Viper Niza Racing
- Founded: 2009
- Team principal(s): Douglas Khoo
- Current series: TCR Asia Series Asian Le Mans Series
- Noted drivers: TCR Asia 1. Roelof Bruins 65. Douglas Khoo

= Viper Niza Racing =

Viper Niza Racing, formerly Niza Racing, is a Malaysian auto racing team based in Shah Alam, Selangor, Malaysia. The team currently competes in the TCR Asia Series and Asian Le Mans Series.

==TCR Asia Series==

===SEAT León Cup Racer (2015–)===
The team will enter the 2015 TCR Asia Series season with Douglas Khoo driving a SEAT León Cup Racer.

== Asian Le Mans Series ==
Viper Niza Racing entered the LMP3 category of the Asian Le Mans Series with its Ligier JS P3 contender.

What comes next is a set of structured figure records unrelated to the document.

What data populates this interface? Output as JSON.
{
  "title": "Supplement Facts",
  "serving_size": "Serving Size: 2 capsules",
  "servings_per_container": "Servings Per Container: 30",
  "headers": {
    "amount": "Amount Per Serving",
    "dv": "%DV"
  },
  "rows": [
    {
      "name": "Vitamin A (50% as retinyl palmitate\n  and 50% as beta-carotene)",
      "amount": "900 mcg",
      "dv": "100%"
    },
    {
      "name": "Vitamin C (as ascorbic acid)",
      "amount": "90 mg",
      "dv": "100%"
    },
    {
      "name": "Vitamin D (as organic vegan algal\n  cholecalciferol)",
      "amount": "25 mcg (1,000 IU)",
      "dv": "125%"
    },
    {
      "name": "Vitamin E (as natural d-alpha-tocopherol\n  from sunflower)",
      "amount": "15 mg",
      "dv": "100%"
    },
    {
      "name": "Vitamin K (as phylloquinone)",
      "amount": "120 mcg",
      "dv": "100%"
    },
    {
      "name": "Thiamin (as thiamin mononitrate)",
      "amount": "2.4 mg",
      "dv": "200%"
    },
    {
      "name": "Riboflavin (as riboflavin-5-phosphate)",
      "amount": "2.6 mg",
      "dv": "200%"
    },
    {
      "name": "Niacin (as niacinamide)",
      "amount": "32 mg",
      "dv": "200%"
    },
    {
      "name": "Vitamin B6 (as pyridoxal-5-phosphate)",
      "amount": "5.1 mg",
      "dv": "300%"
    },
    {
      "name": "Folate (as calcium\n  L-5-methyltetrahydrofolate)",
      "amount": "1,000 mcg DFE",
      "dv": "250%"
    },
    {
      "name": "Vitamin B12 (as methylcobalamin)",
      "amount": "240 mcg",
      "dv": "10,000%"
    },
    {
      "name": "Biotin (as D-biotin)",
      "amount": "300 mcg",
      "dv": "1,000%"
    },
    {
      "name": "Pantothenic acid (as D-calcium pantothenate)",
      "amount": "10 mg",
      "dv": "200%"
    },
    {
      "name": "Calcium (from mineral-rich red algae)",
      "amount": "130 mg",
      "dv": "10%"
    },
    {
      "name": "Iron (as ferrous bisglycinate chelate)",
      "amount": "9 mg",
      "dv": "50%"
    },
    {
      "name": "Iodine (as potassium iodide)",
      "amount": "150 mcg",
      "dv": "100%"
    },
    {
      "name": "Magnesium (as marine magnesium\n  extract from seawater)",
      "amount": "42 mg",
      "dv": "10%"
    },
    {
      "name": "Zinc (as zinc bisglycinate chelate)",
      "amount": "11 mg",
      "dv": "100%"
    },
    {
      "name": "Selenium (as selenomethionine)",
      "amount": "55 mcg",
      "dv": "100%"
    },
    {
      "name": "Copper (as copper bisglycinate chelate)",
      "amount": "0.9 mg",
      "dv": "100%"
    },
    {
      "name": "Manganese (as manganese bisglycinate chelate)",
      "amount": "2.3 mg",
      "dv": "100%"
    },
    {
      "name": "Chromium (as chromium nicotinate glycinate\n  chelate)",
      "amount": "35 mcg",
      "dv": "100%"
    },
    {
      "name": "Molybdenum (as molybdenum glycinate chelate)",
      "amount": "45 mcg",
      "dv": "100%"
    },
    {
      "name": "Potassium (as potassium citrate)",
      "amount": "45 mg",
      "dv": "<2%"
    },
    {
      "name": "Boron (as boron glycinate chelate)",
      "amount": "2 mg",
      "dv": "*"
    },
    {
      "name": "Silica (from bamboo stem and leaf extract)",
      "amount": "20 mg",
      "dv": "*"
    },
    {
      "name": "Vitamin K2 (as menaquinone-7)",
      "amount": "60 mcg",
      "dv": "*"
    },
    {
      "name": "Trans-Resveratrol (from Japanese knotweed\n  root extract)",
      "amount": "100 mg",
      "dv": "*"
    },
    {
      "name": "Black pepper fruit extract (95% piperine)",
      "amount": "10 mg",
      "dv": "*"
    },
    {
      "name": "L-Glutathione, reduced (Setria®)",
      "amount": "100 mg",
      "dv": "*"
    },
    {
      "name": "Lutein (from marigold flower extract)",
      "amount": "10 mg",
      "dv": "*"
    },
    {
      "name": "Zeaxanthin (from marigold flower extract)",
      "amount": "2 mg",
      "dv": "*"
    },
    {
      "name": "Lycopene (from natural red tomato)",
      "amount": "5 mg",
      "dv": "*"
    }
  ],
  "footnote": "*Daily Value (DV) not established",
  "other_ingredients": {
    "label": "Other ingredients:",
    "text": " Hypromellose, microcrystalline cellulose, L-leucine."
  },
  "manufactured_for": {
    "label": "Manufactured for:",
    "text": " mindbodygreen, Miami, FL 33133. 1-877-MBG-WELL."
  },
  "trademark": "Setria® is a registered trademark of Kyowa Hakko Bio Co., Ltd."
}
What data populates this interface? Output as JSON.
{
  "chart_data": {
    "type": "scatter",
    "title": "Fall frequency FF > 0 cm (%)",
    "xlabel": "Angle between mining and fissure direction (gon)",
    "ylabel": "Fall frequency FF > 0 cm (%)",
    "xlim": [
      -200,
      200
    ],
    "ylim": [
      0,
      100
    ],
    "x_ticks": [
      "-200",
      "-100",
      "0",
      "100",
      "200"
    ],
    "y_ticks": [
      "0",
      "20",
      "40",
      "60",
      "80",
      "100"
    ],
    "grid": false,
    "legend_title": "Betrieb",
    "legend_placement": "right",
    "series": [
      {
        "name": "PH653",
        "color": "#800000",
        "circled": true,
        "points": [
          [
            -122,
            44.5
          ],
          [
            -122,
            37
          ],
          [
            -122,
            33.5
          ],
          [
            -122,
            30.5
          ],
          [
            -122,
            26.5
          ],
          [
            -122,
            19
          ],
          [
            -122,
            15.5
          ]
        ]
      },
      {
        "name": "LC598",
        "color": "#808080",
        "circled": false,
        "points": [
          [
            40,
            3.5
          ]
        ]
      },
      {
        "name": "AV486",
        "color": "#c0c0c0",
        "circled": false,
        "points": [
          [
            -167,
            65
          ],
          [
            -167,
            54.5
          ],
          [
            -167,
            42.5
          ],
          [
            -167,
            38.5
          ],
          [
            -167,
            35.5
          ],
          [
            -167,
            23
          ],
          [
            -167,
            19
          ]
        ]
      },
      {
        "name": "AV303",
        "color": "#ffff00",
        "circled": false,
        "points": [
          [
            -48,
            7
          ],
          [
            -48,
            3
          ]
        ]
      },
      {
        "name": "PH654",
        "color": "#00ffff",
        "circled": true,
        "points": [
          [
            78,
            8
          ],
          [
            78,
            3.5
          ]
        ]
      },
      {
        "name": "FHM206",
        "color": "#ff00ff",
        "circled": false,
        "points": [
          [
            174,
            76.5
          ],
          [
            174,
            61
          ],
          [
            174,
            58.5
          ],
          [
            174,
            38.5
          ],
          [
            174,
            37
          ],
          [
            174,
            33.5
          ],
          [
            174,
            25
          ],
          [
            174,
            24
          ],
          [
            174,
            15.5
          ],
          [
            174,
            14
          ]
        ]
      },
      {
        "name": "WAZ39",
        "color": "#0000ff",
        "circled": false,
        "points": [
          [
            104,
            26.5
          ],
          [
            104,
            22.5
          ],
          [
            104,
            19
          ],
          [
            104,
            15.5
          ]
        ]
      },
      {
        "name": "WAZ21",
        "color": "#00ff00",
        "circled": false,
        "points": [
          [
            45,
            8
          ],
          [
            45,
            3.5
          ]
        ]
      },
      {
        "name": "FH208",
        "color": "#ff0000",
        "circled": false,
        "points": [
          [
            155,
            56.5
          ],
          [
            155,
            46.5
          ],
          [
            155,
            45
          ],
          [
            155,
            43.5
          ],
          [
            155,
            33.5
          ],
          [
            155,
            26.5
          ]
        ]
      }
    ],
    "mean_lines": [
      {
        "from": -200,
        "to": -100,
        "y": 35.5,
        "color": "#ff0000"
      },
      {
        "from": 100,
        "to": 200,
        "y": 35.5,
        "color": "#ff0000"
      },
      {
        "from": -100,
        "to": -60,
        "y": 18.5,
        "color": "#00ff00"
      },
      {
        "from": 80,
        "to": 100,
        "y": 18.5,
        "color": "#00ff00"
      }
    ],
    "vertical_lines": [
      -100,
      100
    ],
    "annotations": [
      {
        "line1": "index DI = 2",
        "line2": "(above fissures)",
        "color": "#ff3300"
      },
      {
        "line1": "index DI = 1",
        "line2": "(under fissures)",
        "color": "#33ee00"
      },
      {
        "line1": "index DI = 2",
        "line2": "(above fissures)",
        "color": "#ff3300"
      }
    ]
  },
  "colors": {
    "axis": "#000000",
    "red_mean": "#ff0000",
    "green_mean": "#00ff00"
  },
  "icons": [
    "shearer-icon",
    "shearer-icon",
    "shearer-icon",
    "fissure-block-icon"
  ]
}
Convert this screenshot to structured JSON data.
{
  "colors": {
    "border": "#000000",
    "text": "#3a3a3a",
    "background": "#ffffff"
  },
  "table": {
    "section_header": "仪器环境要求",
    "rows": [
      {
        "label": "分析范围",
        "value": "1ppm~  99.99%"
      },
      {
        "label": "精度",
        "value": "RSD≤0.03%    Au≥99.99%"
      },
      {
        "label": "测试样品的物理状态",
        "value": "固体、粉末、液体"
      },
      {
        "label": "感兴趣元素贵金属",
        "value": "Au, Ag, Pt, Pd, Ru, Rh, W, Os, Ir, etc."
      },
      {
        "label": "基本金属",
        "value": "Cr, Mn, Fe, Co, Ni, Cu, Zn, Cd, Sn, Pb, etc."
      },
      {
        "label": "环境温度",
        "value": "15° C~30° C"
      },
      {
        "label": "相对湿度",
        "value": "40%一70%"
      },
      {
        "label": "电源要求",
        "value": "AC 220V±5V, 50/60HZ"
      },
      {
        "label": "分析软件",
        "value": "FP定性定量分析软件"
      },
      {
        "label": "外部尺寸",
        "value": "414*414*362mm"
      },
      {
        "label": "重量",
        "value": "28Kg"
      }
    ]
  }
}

=== 4 Hours of Sepang (2020) ===
In the 4 Hours of Sepang 2020, Viper Niza Racing qualified in 15th place overall, 6th in its class out of 8 entrants. During the race, a mechanical problem with its prototype in the 2nd hour resulted in the vehicle being called back to the pits. As a result, it managed to finish in 19th place overall out of 23 entrants and last in its class.